Autre moment fort, autre témoignage poignant de la vie d’une femme : Poil à gratter, un monologue écrit et interprété par Adeline Piketty, mis en scène par Laurence Campet. Adeline Piketty donne la parole à une clocharde, une de ces femmes que l’on voit dans nos rues sans jamais vraiment les voir, et qui nous gênent quand précisément nous croisons leur regard. La clocharde d’Adeline Piketty est d’autant plus troublante qu’il s’agit d’une clocharde « volontaire ». C’est un choix de vie, qui va à l’encontre d’une société qu’elle rejette. Avec Adeline Piketty, nulle concession. On le comprend dès qu’on la voit débarquer sur scène avec son cabas en plastique, ses allures de mec paumé, ses cheveux cachés sous son bonnet, et tandis qu’on entend à la guitare quelques notes de The Cold Song de Purcell. Purcell, notre clocharde nous l’apprendra, c’est « son pote ». En nous renvoyant sa réalité (la misère ordinaire de nos villes), cette SDF déjantée, qui nous paraît folle par moment, nous lance nos quatre vérités. Exception à la règle, ce spectacle n’était pas une création de Villerville, mais il a été créé tout récemment par une jeune compagnie, L’Auberge rouge. Et il connaît déjà un succès mérité.
Chaque année, Un Festival à Villerville réserve de jolies surprises, des moments enchantés. C’est dans le petit salon de l’hôtel Bellevue que le comédien/chanteur Demonsant interprétait, accompagné au piano par Timour Tokarev, les très belles chansons qu’il écrit. Son récital s’intitule Les Autres (1). Autre concert, autre magnifique moment : Où va cet univers ? Hommage à Léo Ferré d’Annick Cisaruk, avec David Venitucci, à l’accordéon (2).
Cette quatrième édition nous aura donc fait voyager dans le temps et dans l’espace.
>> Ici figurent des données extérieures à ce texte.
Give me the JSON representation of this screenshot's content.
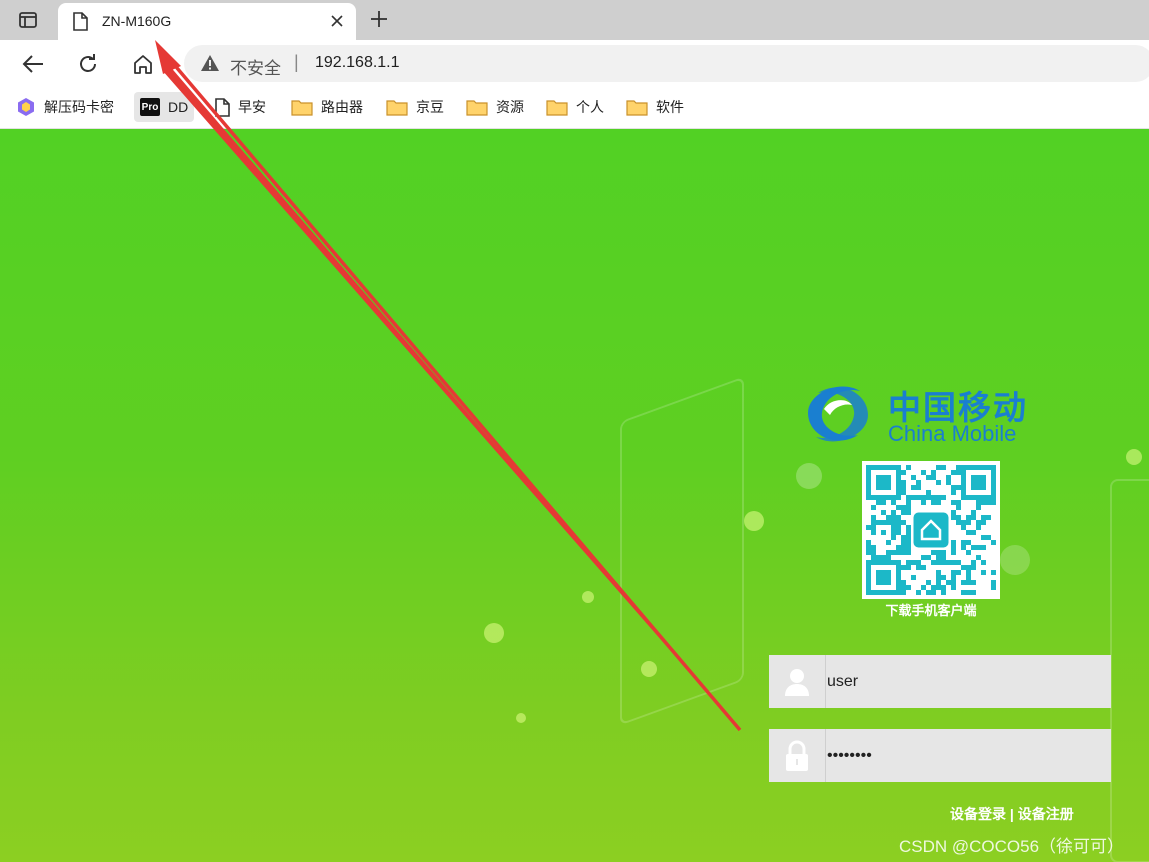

Elle nous aura permis de découvrir des paysages de Villerville qu’on ne soupçonnait pas ou de pénétrer dans de vieilles maisons de pêcheurs… Et surtout, elle aura fait la part belle aux femmes et aux actrices.
Rendez-vous donc en 2018 avec Alain Desnot et toute l’équipe d’Un Festival à Villerville pour une nouvelle édition.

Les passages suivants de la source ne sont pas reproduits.